PHUKET - "I never lost faith," Australian Dominque Courteille said of her five-day ordeal at sea in a dinghy without fresh water or food.
"I prayed to my god. I knew I would survive, I knew I would be found," the 57-year-old mother of four told the Phuket Post. Ms Courteille, her face scarred by almost a week beneath the fierce Andaman Sea sun, returned to land yesterday with the captain of the fishing boat that had found her adrift south of Langkawi.
Her epic struggle against the elements began on Thursday when she attempted to return to her 11-metre yacht, Sonnet, after enjoying an evening with her crew in the Butang islands just north of Langkawi.
But wind and a king tide defeated the motor of her dinghy and she drifted away from the islands. "She just disappeared into the night," said crew member Ritchie Neustifter.

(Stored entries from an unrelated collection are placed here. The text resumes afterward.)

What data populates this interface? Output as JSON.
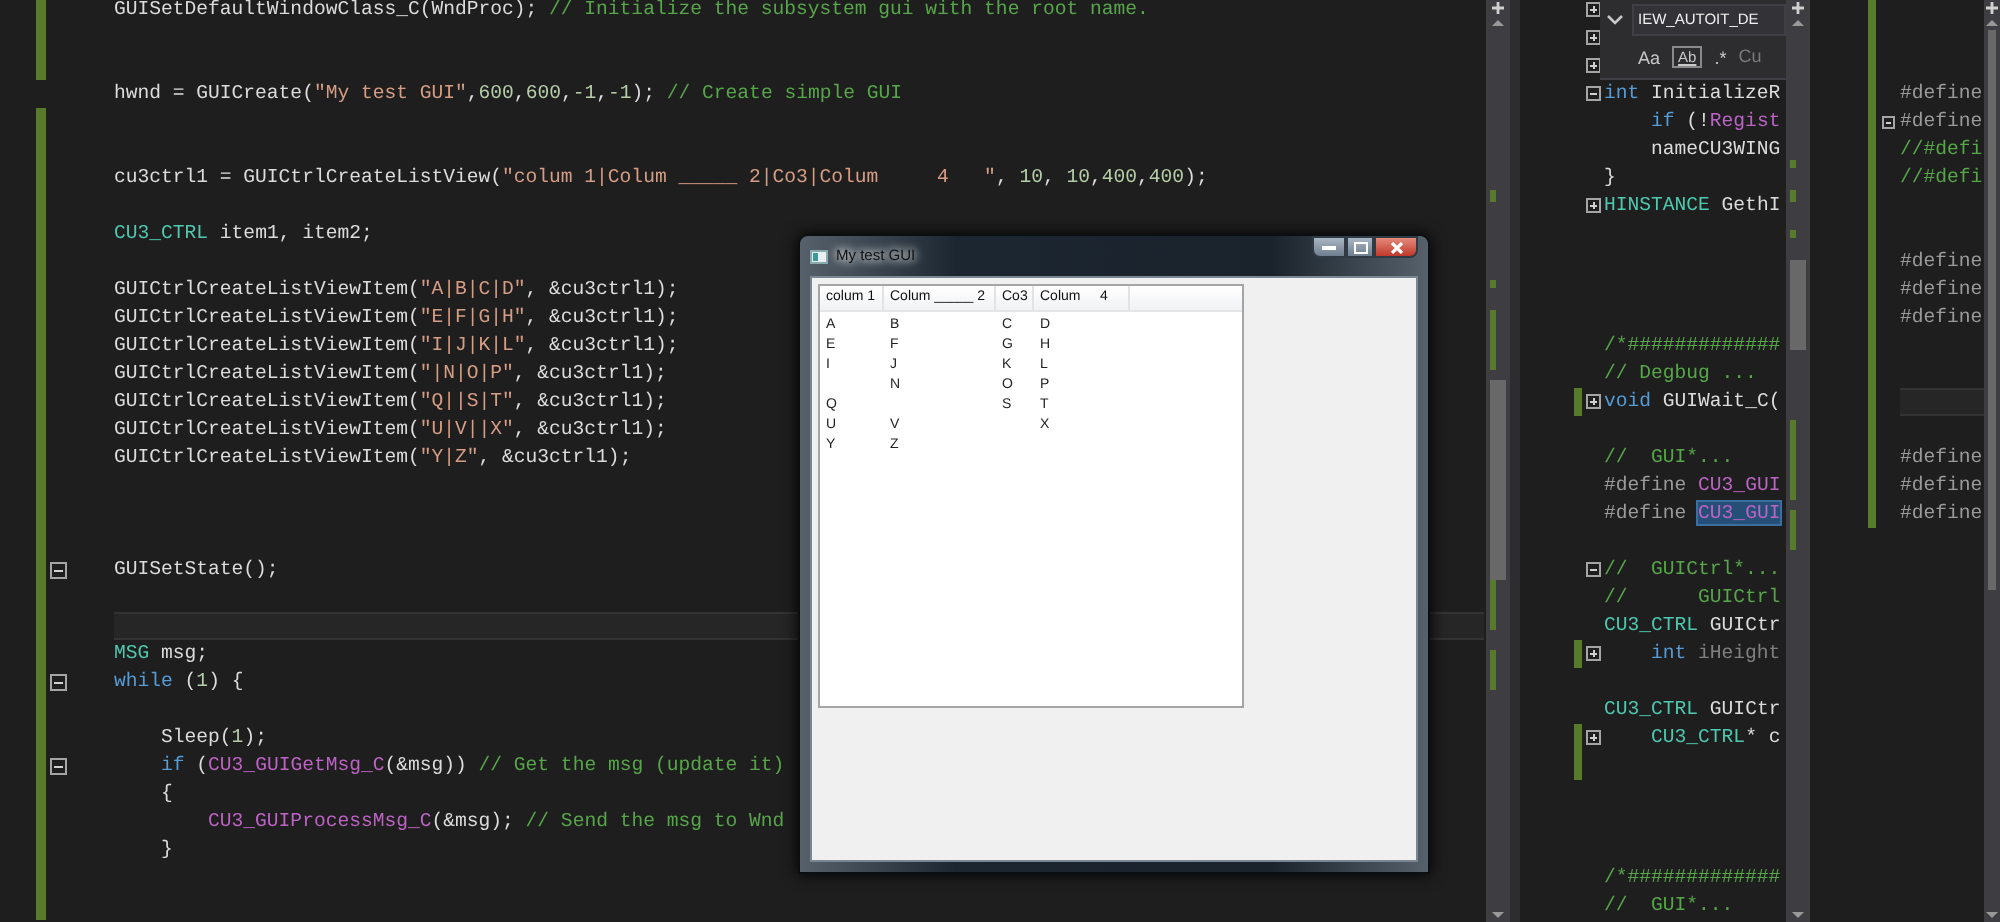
{
  "editor_left": {
    "lines": [
      {
        "kind": "code",
        "changed": true,
        "tokens": [
          {
            "kind": "plain",
            "text": "GUISetDefaultWindowClass_C(WndProc); "
          },
          {
            "kind": "comment",
            "text": "// Initialize the subsystem gui with the root name."
          }
        ]
      },
      {
        "kind": "blank",
        "changed": true
      },
      {
        "kind": "blank",
        "changed": true
      },
      {
        "kind": "code",
        "changed": false,
        "tokens": [
          {
            "kind": "plain",
            "text": "hwnd = GUICreate("
          },
          {
            "kind": "string",
            "text": "\"My test GUI\""
          },
          {
            "kind": "plain",
            "text": ","
          },
          {
            "kind": "number",
            "text": "600"
          },
          {
            "kind": "plain",
            "text": ","
          },
          {
            "kind": "number",
            "text": "600"
          },
          {
            "kind": "plain",
            "text": ","
          },
          {
            "kind": "number",
            "text": "-1"
          },
          {
            "kind": "plain",
            "text": ","
          },
          {
            "kind": "number",
            "text": "-1"
          },
          {
            "kind": "plain",
            "text": "); "
          },
          {
            "kind": "comment",
            "text": "// Create simple GUI"
          }
        ]
      },
      {
        "kind": "blank",
        "changed": true
      },
      {
        "kind": "blank",
        "changed": true
      },
      {
        "kind": "code",
        "changed": true,
        "tokens": [
          {
            "kind": "plain",
            "text": "cu3ctrl1 = GUICtrlCreateListView("
          },
          {
            "kind": "string",
            "text": "\"colum 1|Colum _____ 2|Co3|Colum     4   \""
          },
          {
            "kind": "plain",
            "text": ", "
          },
          {
            "kind": "number",
            "text": "10"
          },
          {
            "kind": "plain",
            "text": ", "
          },
          {
            "kind": "number",
            "text": "10"
          },
          {
            "kind": "plain",
            "text": ","
          },
          {
            "kind": "number",
            "text": "400"
          },
          {
            "kind": "plain",
            "text": ","
          },
          {
            "kind": "number",
            "text": "400"
          },
          {
            "kind": "plain",
            "text": ");"
          }
        ]
      },
      {
        "kind": "blank",
        "changed": true
      },
      {
        "kind": "code",
        "changed": true,
        "tokens": [
          {
            "kind": "type",
            "text": "CU3_CTRL"
          },
          {
            "kind": "plain",
            "text": " item1, item2;"
          }
        ]
      },
      {
        "kind": "blank",
        "changed": true
      },
      {
        "kind": "code",
        "changed": true,
        "tokens": [
          {
            "kind": "plain",
            "text": "GUICtrlCreateListViewItem("
          },
          {
            "kind": "string",
            "text": "\"A|B|C|D\""
          },
          {
            "kind": "plain",
            "text": ", &cu3ctrl1);"
          }
        ]
      },
      {
        "kind": "code",
        "changed": true,
        "tokens": [
          {
            "kind": "plain",
            "text": "GUICtrlCreateListViewItem("
          },
          {
            "kind": "string",
            "text": "\"E|F|G|H\""
          },
          {
            "kind": "plain",
            "text": ", &cu3ctrl1);"
          }
        ]
      },
      {
        "kind": "code",
        "changed": true,
        "tokens": [
          {
            "kind": "plain",
            "text": "GUICtrlCreateListViewItem("
          },
          {
            "kind": "string",
            "text": "\"I|J|K|L\""
          },
          {
            "kind": "plain",
            "text": ", &cu3ctrl1);"
          }
        ]
      },
      {
        "kind": "code",
        "changed": true,
        "tokens": [
          {
            "kind": "plain",
            "text": "GUICtrlCreateListViewItem("
          },
          {
            "kind": "string",
            "text": "\"|N|O|P\""
          },
          {
            "kind": "plain",
            "text": ", &cu3ctrl1);"
          }
        ]
      },
      {
        "kind": "code",
        "changed": true,
        "tokens": [
          {
            "kind": "plain",
            "text": "GUICtrlCreateListViewItem("
          },
          {
            "kind": "string",
            "text": "\"Q||S|T\""
          },
          {
            "kind": "plain",
            "text": ", &cu3ctrl1);"
          }
        ]
      },
      {
        "kind": "code",
        "changed": true,
        "tokens": [
          {
            "kind": "plain",
            "text": "GUICtrlCreateListViewItem("
          },
          {
            "kind": "string",
            "text": "\"U|V||X\""
          },
          {
            "kind": "plain",
            "text": ", &cu3ctrl1);"
          }
        ]
      },
      {
        "kind": "code",
        "changed": true,
        "tokens": [
          {
            "kind": "plain",
            "text": "GUICtrlCreateListViewItem("
          },
          {
            "kind": "string",
            "text": "\"Y|Z\""
          },
          {
            "kind": "plain",
            "text": ", &cu3ctrl1);"
          }
        ]
      },
      {
        "kind": "blank",
        "changed": true
      },
      {
        "kind": "blank",
        "changed": true
      },
      {
        "kind": "blank",
        "changed": true
      },
      {
        "kind": "code",
        "changed": true,
        "collapsed": false,
        "tokens": [
          {
            "kind": "plain",
            "text": "GUISetState();"
          }
        ]
      },
      {
        "kind": "blank",
        "changed": true
      },
      {
        "kind": "current",
        "changed": true
      },
      {
        "kind": "code",
        "changed": true,
        "tokens": [
          {
            "kind": "type",
            "text": "MSG"
          },
          {
            "kind": "plain",
            "text": " msg;"
          }
        ]
      },
      {
        "kind": "code",
        "changed": true,
        "collapsed": false,
        "tokens": [
          {
            "kind": "keyword",
            "text": "while"
          },
          {
            "kind": "plain",
            "text": " ("
          },
          {
            "kind": "number",
            "text": "1"
          },
          {
            "kind": "plain",
            "text": ") {"
          }
        ]
      },
      {
        "kind": "blank",
        "changed": true
      },
      {
        "kind": "code",
        "changed": true,
        "tokens": [
          {
            "kind": "plain",
            "text": "    Sleep("
          },
          {
            "kind": "number",
            "text": "1"
          },
          {
            "kind": "plain",
            "text": ");"
          }
        ]
      },
      {
        "kind": "code",
        "changed": true,
        "collapsed": false,
        "tokens": [
          {
            "kind": "keyword",
            "text": "    if"
          },
          {
            "kind": "plain",
            "text": " ("
          },
          {
            "kind": "macro",
            "text": "CU3_GUIGetMsg_C"
          },
          {
            "kind": "plain",
            "text": "(&msg)) "
          },
          {
            "kind": "comment",
            "text": "// Get the msg (update it)"
          }
        ]
      },
      {
        "kind": "code",
        "changed": true,
        "tokens": [
          {
            "kind": "plain",
            "text": "    {"
          }
        ]
      },
      {
        "kind": "code",
        "changed": true,
        "tokens": [
          {
            "kind": "macro",
            "text": "        CU3_GUIProcessMsg_C"
          },
          {
            "kind": "plain",
            "text": "(&msg); "
          },
          {
            "kind": "comment",
            "text": "// Send the msg to Wnd"
          }
        ]
      },
      {
        "kind": "code",
        "changed": true,
        "tokens": [
          {
            "kind": "plain",
            "text": "    }"
          }
        ]
      },
      {
        "kind": "blank",
        "changed": true
      },
      {
        "kind": "blank",
        "changed": true
      }
    ]
  },
  "dialog": {
    "title": "My test GUI",
    "columns": [
      "colum 1",
      "Colum _____ 2",
      "Co3",
      "Colum     4"
    ],
    "rows": [
      [
        "A",
        "B",
        "C",
        "D"
      ],
      [
        "E",
        "F",
        "G",
        "H"
      ],
      [
        "I",
        "J",
        "K",
        "L"
      ],
      [
        null,
        "N",
        "O",
        "P"
      ],
      [
        "Q",
        null,
        "S",
        "T"
      ],
      [
        "U",
        "V",
        null,
        "X"
      ],
      [
        "Y",
        "Z",
        null,
        null
      ]
    ]
  },
  "editor_middle": {
    "find_widget": {
      "query": "IEW_AUTOIT_DE",
      "options": [
        "Aa",
        "Ab",
        ".*"
      ],
      "scope": "Cu"
    },
    "lines": [
      {
        "kind": "blank",
        "changed": false,
        "collapsed": true
      },
      {
        "kind": "blank",
        "changed": false,
        "collapsed": true
      },
      {
        "kind": "blank",
        "changed": false,
        "collapsed": true
      },
      {
        "kind": "code",
        "changed": false,
        "collapsed": false,
        "tokens": [
          {
            "kind": "keyword",
            "text": "int"
          },
          {
            "kind": "plain",
            "text": " InitializeR"
          }
        ]
      },
      {
        "kind": "code",
        "changed": false,
        "tokens": [
          {
            "kind": "keyword",
            "text": "    if"
          },
          {
            "kind": "plain",
            "text": " (!"
          },
          {
            "kind": "macro",
            "text": "Regist"
          }
        ]
      },
      {
        "kind": "code",
        "changed": false,
        "tokens": [
          {
            "kind": "plain",
            "text": "    nameCU3WING"
          }
        ]
      },
      {
        "kind": "code",
        "changed": false,
        "tokens": [
          {
            "kind": "plain",
            "text": "}"
          }
        ]
      },
      {
        "kind": "code",
        "changed": false,
        "collapsed": true,
        "tokens": [
          {
            "kind": "type",
            "text": "HINSTANCE"
          },
          {
            "kind": "plain",
            "text": " GethI"
          }
        ]
      },
      {
        "kind": "blank",
        "changed": false
      },
      {
        "kind": "blank",
        "changed": false
      },
      {
        "kind": "blank",
        "changed": false
      },
      {
        "kind": "blank",
        "changed": false
      },
      {
        "kind": "code",
        "changed": false,
        "tokens": [
          {
            "kind": "comment",
            "text": "/*#############"
          }
        ]
      },
      {
        "kind": "code",
        "changed": false,
        "tokens": [
          {
            "kind": "comment",
            "text": "// Degbug ..."
          }
        ]
      },
      {
        "kind": "code",
        "changed": true,
        "collapsed": true,
        "tokens": [
          {
            "kind": "keyword",
            "text": "void"
          },
          {
            "kind": "plain",
            "text": " GUIWait_C("
          }
        ]
      },
      {
        "kind": "blank",
        "changed": false
      },
      {
        "kind": "code",
        "changed": false,
        "tokens": [
          {
            "kind": "comment",
            "text": "//  GUI*..."
          }
        ]
      },
      {
        "kind": "code",
        "changed": false,
        "tokens": [
          {
            "kind": "preproc",
            "text": "#define "
          },
          {
            "kind": "macro",
            "text": "CU3_GUI"
          }
        ]
      },
      {
        "kind": "code",
        "changed": false,
        "tokens": [
          {
            "kind": "preproc",
            "text": "#define "
          },
          {
            "kind": "highlighted",
            "text": "CU3_GUI"
          }
        ]
      },
      {
        "kind": "blank",
        "changed": false
      },
      {
        "kind": "code",
        "changed": false,
        "collapsed": false,
        "tokens": [
          {
            "kind": "comment",
            "text": "//  GUICtrl*..."
          }
        ]
      },
      {
        "kind": "code",
        "changed": false,
        "tokens": [
          {
            "kind": "comment",
            "text": "//      GUICtrl"
          }
        ]
      },
      {
        "kind": "code",
        "changed": false,
        "tokens": [
          {
            "kind": "type",
            "text": "CU3_CTRL"
          },
          {
            "kind": "plain",
            "text": " GUICtr"
          }
        ]
      },
      {
        "kind": "code",
        "changed": true,
        "collapsed": true,
        "tokens": [
          {
            "kind": "keyword",
            "text": "    int"
          },
          {
            "kind": "dim",
            "text": " iHeight"
          }
        ]
      },
      {
        "kind": "blank",
        "changed": false
      },
      {
        "kind": "code",
        "changed": false,
        "tokens": [
          {
            "kind": "type",
            "text": "CU3_CTRL"
          },
          {
            "kind": "plain",
            "text": " GUICtr"
          }
        ]
      },
      {
        "kind": "code",
        "changed": true,
        "collapsed": true,
        "tokens": [
          {
            "kind": "type",
            "text": "    CU3_CTRL"
          },
          {
            "kind": "plain",
            "text": "* c"
          }
        ]
      },
      {
        "kind": "blank",
        "changed": true
      },
      {
        "kind": "blank",
        "changed": false
      },
      {
        "kind": "blank",
        "changed": false
      },
      {
        "kind": "blank",
        "changed": false
      },
      {
        "kind": "code",
        "changed": false,
        "tokens": [
          {
            "kind": "comment",
            "text": "/*#############"
          }
        ]
      },
      {
        "kind": "code",
        "changed": false,
        "tokens": [
          {
            "kind": "comment",
            "text": "//  GUI*..."
          }
        ]
      }
    ]
  },
  "editor_right": {
    "lines": [
      {
        "kind": "blank",
        "changed": true
      },
      {
        "kind": "blank",
        "changed": true
      },
      {
        "kind": "blank",
        "changed": true
      },
      {
        "kind": "code",
        "changed": true,
        "tokens": [
          {
            "kind": "preproc",
            "text": "#define"
          }
        ]
      },
      {
        "kind": "code",
        "changed": true,
        "collapsed": false,
        "tokens": [
          {
            "kind": "preproc",
            "text": "#define"
          }
        ]
      },
      {
        "kind": "code",
        "changed": true,
        "tokens": [
          {
            "kind": "comment",
            "text": "//#defi"
          }
        ]
      },
      {
        "kind": "code",
        "changed": true,
        "tokens": [
          {
            "kind": "comment",
            "text": "//#defi"
          }
        ]
      },
      {
        "kind": "blank",
        "changed": true
      },
      {
        "kind": "blank",
        "changed": true
      },
      {
        "kind": "code",
        "changed": true,
        "tokens": [
          {
            "kind": "preproc",
            "text": "#define"
          }
        ]
      },
      {
        "kind": "code",
        "changed": true,
        "tokens": [
          {
            "kind": "preproc",
            "text": "#define"
          }
        ]
      },
      {
        "kind": "code",
        "changed": true,
        "tokens": [
          {
            "kind": "preproc",
            "text": "#define"
          }
        ]
      },
      {
        "kind": "blank",
        "changed": true
      },
      {
        "kind": "blank",
        "changed": true
      },
      {
        "kind": "current",
        "changed": true
      },
      {
        "kind": "blank",
        "changed": true
      },
      {
        "kind": "code",
        "changed": true,
        "tokens": [
          {
            "kind": "preproc",
            "text": "#define"
          }
        ]
      },
      {
        "kind": "code",
        "changed": true,
        "tokens": [
          {
            "kind": "preproc",
            "text": "#define"
          }
        ]
      },
      {
        "kind": "code",
        "changed": true,
        "tokens": [
          {
            "kind": "preproc",
            "text": "#define"
          }
        ]
      }
    ]
  }
}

On discovering his skipper was missing, he and crewman Conrad Ohlier set out to search the beaches of the surrounding islands.
"We were searching for any sign ... but there was nothing," Mr Neustifter said.
Her engine dead and only her oars and failing strength to keep her going, Ms Courteille continued her fight against the unrelenting current.
"I could see islands in the distance and just kept rowing towards them. But the current was too strong."
As the heat and sun began to bear down on her each day, she climbed out of the dinghy and swam in its shadow. Each evening she would inscribe her thoughts onto the skin of her inflatable dinghy with a ballpoint pen, take aim at the fast disappearing islands on the horizon and begin to row.
"I survived by drinking my own urine," she said. The Sonnet's crew, convinced they would never see their skipper again alive, made for the port at Satun. "On the way to Satun we dropped flowers over the back of the yacht," Mr Neustifter said.
But just one day later, a fishing boat from the Yee Long Trading company, found the exhausted Ms Courteille clinging to her oars.